Maybe the cosmos is not so extraordinary è una video-scultura che trasforma lo spazio del padiglione in un luogo in cui il pubblico vedrà la storia di cinque ragazzini astronauti che scoprono una sfera cosmica in una fabbrica. Da lì, inizia il loro viaggio, accompagnati da un drone, per trasportare la sfera verso l’obiettivo: nasconderla nel corpo di una montagna. Il titolo dell’opera nasce da una frase del libro di fantascienza On the way to Epsilon Eridani (1983) del fisico e scrittore albanese Arion Hysenbegas, detta da uno dei cinque astronauti protagonisti del libro, durante il percorso verso la stella di Eridano Maybe the cosmos is not so extraordinary. Quando ho letto quella frase mi sono sentito molto vicino a questa espressione: è come se all’improvviso la forza della gravità mi stesse contraendo nello spazio. L’opera nasce in un piccolo paesino del nord est Albania, Bulqize, noto per le sue miniere di cromo che si esporta in diversi paesi del mondo, compresa la Cina. Il cromo è stato e un minerale fondamentale per l’economia albanese, dagli anni Venti a oggi. Lo usiamo ogni giorno nelle nostre posate cromate fino agli allogeni per le costruzioni delle navicelle spaziali. Mi interessava la metafora di questo minerale che si estrae con l’impegno e la sfida di tante persone, per poi espandersi ovunque.

Gli elementi che connotano la sua ricerca – e che affondano soprattutto nel concetto di fallimento e di utopia – come sono articolati in questo progetto?
L’opera fa parte della trilogia Beneath a surface there’s just another surface, che parte dal mio incontro con diverse persone, tutte legate – in un modo o in un altro – al cromo. Nella mia prima precedente trilogia When dreams become necessity (2009-2014), al centro c’ero io con vari tentativi e fallimenti. Ho poi sentito la necessità di lavorare direttamente con altre storie. Le opere filmiche non narrano storie reali, i personaggi interpretano loro stessi nella rappresentazione dei loro medesimi sogni e tentativi. Se penso alle molte opere realizzate negli ultimi dodici anni, trovo un elemento in comune: la forza della gravità che comprendiamo fin da quando siamo bambini, nel momento in cui veniamo avvertiti di stare attenti alle nostre «cadute».

La scelta di vivere tra Milano e Tirana offrono la distanza giusta per osservare e indagare meglio le trasformazioni socio-politiche che avvengono in Albania?
Tirana e Milano sono due città con due storie totalmente diverse che hanno in comune il veloce cambiamento urbanistico e la crescita demografica. Questo le rende molto vibranti e affollate di stimoli. Avere la possibilità di vivere in queste due città è come quando stiamo costruendo un nuovo lavoro e, a un certo punto, è necessario prendere un po’ distanza dall’opera per riuscire a vederla meglio.
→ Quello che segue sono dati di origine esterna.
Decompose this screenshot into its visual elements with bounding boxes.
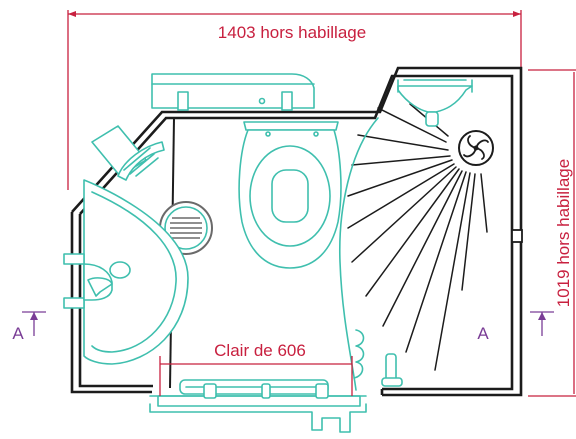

Qual è la sfida principale che un artista vive nella rappresentazione di un paese?
Quando il commissario del padiglione albanese e il Ministero della cultura ti affidano il progetto pubblico, sicuramente ti caricano di enormi responsabilità. Penso comunque che la vera sfida nel contesto della Biennale è quella di provare a creare dei ponti e non ulteriori confini.